“Long live the Republic,” she wrote in her letters. “What a dream and what enthusiasm, and then, too, what behaviour, what order in Paris. I have just arrived, and I saw the last of the barricades. The people are great, sublime, simple and generous, the most admirable people in the universe. I spent nights without any sleep and days without sitting down. Every one was wild and intoxicated with delight, for after going to sleep in the mire they have awakened in heaven."(39)
(39) Correspondance: To Ch. Poncy, March 9, 1848.
She goes on dreaming thus of the stars. Everything she hears, everything she sees enchants her. The most absurd measures delight her. She either thinks they are most noble, liberal steps to have taken, or else they are very good jokes.
“Rothschild,” she writes, “expresses very fine sentiments about liberty at present. The Provisional Government is keeping him in sight, as it does not wish him to make off with his money, and so will put some of the troops on his track. The most amusing things are happening.” A little later on she writes: “The Government and the people expect to have bad deputies, but they have agreed to put them through the window. You must come, and we will go and see all this and have fun."(40)
(40) Correspondance: To Maurice Sand, March 24, 1848.

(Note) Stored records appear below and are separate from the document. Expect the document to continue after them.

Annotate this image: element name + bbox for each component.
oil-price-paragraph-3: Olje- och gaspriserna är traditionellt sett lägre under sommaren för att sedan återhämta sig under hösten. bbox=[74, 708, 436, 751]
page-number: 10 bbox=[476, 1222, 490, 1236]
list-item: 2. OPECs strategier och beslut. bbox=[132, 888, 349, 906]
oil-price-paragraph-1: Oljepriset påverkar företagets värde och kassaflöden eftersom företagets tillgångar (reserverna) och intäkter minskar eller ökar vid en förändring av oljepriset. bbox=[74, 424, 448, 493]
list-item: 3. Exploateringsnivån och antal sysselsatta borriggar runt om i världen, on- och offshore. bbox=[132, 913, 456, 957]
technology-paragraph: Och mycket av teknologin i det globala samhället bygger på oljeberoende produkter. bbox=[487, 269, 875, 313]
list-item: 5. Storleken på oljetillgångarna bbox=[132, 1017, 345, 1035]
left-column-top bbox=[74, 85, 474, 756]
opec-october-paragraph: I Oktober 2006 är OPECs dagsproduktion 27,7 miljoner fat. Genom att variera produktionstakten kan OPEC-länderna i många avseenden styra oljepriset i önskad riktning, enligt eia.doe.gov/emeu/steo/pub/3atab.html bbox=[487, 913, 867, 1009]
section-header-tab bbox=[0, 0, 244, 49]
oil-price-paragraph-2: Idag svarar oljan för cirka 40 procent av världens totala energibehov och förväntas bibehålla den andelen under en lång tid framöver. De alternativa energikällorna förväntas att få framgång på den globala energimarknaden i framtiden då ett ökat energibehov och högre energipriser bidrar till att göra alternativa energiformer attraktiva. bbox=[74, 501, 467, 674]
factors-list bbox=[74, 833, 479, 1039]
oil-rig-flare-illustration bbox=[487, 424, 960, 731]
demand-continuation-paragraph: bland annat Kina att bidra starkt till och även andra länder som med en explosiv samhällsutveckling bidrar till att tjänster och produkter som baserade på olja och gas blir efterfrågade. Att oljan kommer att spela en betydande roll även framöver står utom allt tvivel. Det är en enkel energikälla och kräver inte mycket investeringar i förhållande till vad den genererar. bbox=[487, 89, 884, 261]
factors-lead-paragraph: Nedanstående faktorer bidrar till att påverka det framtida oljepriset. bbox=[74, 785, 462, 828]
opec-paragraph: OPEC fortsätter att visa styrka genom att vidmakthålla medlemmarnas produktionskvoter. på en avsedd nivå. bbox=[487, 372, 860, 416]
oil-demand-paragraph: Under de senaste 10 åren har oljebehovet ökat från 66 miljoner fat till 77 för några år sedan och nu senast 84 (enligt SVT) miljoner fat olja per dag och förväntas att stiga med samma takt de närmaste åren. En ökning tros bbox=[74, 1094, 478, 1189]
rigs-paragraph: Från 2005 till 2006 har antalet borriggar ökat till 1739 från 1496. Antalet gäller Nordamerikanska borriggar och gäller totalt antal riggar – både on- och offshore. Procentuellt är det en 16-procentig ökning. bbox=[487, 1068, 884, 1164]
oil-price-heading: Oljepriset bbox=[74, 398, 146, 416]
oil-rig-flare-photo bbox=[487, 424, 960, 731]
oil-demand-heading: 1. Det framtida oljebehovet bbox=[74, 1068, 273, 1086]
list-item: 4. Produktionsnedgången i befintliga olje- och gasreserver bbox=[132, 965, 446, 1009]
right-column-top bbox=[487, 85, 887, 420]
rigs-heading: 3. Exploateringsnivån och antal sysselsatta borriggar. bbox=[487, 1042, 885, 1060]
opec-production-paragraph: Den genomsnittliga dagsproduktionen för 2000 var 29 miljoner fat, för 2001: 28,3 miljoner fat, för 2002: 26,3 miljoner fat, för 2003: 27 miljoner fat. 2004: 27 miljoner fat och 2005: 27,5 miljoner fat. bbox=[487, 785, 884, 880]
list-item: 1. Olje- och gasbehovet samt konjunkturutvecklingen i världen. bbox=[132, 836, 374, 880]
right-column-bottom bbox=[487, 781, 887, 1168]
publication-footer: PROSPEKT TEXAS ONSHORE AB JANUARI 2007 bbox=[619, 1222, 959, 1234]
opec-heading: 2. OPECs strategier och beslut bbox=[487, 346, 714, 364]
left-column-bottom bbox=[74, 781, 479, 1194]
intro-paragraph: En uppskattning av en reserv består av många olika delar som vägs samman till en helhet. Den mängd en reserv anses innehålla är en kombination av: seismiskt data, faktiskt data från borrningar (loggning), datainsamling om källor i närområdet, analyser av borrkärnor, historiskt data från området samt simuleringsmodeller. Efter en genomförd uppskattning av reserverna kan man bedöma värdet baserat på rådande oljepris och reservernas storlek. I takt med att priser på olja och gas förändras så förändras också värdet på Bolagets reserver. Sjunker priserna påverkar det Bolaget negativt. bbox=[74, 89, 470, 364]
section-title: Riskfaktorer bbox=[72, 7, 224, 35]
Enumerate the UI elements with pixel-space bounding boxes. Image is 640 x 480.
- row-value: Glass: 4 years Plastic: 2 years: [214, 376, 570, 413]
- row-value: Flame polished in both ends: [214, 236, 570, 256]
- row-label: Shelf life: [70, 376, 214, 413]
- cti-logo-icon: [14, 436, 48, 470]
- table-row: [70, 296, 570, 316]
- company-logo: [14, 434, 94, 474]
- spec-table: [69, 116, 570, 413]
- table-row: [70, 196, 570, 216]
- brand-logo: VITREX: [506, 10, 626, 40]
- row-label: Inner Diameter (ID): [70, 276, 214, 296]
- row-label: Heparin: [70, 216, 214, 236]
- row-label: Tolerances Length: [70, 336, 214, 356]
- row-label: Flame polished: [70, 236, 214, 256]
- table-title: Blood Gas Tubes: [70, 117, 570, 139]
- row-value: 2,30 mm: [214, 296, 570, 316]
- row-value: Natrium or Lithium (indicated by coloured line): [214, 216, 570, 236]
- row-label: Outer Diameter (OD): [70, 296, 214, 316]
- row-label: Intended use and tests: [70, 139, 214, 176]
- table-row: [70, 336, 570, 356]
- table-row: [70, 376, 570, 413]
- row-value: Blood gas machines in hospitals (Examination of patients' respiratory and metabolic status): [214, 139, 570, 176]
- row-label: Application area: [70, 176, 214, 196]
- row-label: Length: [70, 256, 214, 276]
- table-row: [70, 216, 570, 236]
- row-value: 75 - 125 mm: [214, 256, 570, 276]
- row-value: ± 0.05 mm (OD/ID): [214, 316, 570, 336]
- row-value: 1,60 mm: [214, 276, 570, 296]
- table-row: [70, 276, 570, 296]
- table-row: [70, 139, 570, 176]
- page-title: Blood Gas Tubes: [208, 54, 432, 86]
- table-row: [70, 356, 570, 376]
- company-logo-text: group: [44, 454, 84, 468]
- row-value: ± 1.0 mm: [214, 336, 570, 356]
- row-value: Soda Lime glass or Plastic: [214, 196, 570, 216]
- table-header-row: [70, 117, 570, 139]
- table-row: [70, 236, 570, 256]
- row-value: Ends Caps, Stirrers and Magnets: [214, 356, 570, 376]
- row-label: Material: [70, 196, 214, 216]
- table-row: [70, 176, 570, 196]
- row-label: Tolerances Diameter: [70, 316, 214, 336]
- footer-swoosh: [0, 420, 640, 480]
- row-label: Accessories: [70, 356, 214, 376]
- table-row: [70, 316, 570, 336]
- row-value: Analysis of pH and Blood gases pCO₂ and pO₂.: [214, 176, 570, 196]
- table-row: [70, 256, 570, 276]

She was thoroughly entertained, and that is very significant. We must not forget the famous phrase that sounded the death-knell of the July monarchy, “La France s’ennuie.” France had gone in for a revolution by way of being entertained.
George Sand was entertained, then, by what was taking place. She went down into the street where there was plenty to see. In the mornings there were the various coloured posters to be read. These had been put up in the night, and they were in prose and in verse.
Processions were also organized, and men, women and children, with banners unfurled, marched along to music to the Hotel de Ville, carrying baskets decorated with ribbons and flowers. Every corporation and every profession considered itself bound in honour to congratulate the Government and to encourage it in its well-doing. One day the procession would be of the women who made waistcoats or breeches, another day of the water-carriers, or of those who had been decorated in July or wounded in February; then there were the pavement-layers, the washerwomen, the delegates from the Paris night-soil men. There were delegates, too, from the Germans, Italians, Poles, and most of the inhabitants of Montmartre and of Batignolles. We must not forget the trees of Liberty, as George Sand speaks of meeting with three of these in one day. “Immense pines,” she writes, “carried on the shoulders of fifty working-men. A drum went first, then the flag, followed by bands of these fine tillers of the ground, strong-looking, serious men with wreaths of leaves on their head, and a spade, pick-axe or hatchet over their shoulder. It was magnificent; finer than all the Roberts in the world."(41) Such was the tone of her letters.